Баттуре хотелось пива, хотелось в свою студию и очень хотелось убить муху.

«…твою мать, – думал Баттура. – Попал бы я в эту сволочь из «Макарова»? Пожалуй, что нет».

– Ты меня слышишь? – спросил Баттура, вглядываясь в глаза Ольге.

Они были – с поволокой.

– Алло! – Баттура дернул ее за руку, и напомнил:

– У Паши – выходной.

Ольга посмотрела на Баттуру трезвым взглядом.

– Я уволила твоего Авдеева!

– Так, – сказал Баттура и открыл дверь студии. – Давай, зайдем сюда.

Сергей обрызгивал свои растения водой из пластикового пузыря. Видно было, как напрягаются сухожилия на его руке, когда он нажимал на рычаг пульверизатора.

– Этот козел сегодня трижды за утро втыкал Дженис Джоплин, – сказала Ольга, усаживаясь за стол Баттуры.

– Какой козел? – повернулся Сергей.

– А вы, вообще, хоть иногда слушаете, что в эфире творится? – напала на него Ольга.

– Она уволила Авдеева, – пояснил Баттура.

– Зачем? – спросил Сергей, не отрываясь от полива растений.

– Затем, что вы все меня уже достали! – Ольга почти кричала:

– Я его предупреждала: еще раз полезешь в плэйлист, уволю! Звони Паше!

– Ты не нервничай, – сказал ей Баттура. – Что-нибудь придумаем.

– Я с вами скоро психопаткой стану, – сказала Ольга.

– А нельзя было это сделать после смены? – спросил Сергей Ольгу, но, увидев ее глаза, ту же оговорился:

– Нельзя, так нельзя…

– Хочешь, я сбегаю и куплю тебе пару сладеньких сырков? – спросил Баттура. – Вот Рита их хавает, и ходит по миру счастливой. Я думаю, сладенькие сырки помогают в жизни девушкам. Сбегать?

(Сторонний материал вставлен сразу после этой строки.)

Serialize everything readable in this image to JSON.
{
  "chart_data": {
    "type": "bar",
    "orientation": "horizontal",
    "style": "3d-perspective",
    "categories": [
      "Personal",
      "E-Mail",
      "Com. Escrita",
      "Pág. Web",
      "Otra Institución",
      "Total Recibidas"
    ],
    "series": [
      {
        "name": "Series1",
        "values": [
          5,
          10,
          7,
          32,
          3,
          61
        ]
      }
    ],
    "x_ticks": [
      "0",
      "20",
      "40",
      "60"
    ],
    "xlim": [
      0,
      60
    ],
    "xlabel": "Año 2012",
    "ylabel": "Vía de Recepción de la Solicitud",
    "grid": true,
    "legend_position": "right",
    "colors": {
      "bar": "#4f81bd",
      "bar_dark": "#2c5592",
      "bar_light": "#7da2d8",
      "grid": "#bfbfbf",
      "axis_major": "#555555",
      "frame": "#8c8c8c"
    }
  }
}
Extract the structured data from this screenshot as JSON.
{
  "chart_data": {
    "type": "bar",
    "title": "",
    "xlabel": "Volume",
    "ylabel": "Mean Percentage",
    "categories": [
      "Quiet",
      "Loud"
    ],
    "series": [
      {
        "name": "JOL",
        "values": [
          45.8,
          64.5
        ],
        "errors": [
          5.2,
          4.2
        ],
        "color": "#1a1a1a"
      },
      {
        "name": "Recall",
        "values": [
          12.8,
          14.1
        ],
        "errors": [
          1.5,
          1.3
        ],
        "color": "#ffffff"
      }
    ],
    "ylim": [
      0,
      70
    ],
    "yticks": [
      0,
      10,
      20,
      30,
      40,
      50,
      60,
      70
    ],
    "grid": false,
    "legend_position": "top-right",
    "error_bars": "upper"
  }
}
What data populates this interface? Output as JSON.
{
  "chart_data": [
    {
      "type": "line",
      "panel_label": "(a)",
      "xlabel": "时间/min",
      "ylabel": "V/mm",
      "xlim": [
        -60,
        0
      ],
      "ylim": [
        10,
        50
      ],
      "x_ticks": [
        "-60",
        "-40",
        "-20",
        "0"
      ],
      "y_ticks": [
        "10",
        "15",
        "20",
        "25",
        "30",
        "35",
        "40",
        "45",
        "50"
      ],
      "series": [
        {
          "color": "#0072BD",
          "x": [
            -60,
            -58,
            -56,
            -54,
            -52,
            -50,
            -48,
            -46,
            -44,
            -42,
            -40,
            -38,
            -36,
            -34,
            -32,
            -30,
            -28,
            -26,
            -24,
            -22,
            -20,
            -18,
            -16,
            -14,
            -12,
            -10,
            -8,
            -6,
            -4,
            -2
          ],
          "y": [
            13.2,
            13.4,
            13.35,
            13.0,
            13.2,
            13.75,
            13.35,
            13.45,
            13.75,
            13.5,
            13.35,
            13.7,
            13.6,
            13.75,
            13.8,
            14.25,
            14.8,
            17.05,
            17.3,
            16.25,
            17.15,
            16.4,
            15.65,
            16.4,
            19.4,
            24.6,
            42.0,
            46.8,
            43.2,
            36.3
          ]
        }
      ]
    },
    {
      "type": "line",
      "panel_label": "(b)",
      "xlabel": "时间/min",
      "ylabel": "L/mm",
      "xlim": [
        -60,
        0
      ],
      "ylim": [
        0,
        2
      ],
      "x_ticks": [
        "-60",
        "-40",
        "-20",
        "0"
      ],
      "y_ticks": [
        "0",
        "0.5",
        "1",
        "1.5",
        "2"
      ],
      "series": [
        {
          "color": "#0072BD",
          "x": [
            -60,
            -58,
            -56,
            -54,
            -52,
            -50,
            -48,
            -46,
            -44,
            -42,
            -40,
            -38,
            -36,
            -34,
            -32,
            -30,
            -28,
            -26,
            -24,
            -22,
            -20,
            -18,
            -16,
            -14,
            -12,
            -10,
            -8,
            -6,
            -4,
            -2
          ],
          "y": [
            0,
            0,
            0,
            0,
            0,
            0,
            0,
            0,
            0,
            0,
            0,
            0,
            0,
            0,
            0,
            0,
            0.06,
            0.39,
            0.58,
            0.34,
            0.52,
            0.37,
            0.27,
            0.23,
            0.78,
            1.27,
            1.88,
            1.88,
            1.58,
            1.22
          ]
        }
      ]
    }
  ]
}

– Знаешь, чем закончится наша работа? Я ударю тебя чем-нибудь по голове! И меня посадят в тюрьму, и – правильно. Хоть там от вас отдохну! – сказала Ольга.

Паша позвонил сам.

– Я знаю, – сказал он сразу. – Ольга уволила Авдеева. Он мне звонил. Пусть теперь сама садится на эфир. Я не выйду. У меня выходной и я иду на репетицию. Все. А! Между прочим! Я нашел такие барабаны! Нужно еще двадцать марок. Дашь? У тебя нет. Понятно. Пошел ты… И Ольгу пошли…

Баттура, ни слова не сказав в ответ, отключил телефон.

– Звони Паше, – сказала Ольга.

– Оля, успокойся, – сказал ей Сергей, поковыривая пальцем лист диффенбахии. – До конца смены осталось полтора часа. «Погоду, валюту» я выставлю повтором, новости и так выйдут.

– Паша звонил, – сказал Баттура. – Оля, пойдем, покурим, что ли?

– Не хочу! Хорошо! Идем курить… – сказала она и встала, роняя что-то.

– Я что-то потеряла, – сказала…

– Ничего, – сказал Баттура.

– Я подберу за вами, – сказал Сергей. – А что, кто-то что-то потерял? По пути куда?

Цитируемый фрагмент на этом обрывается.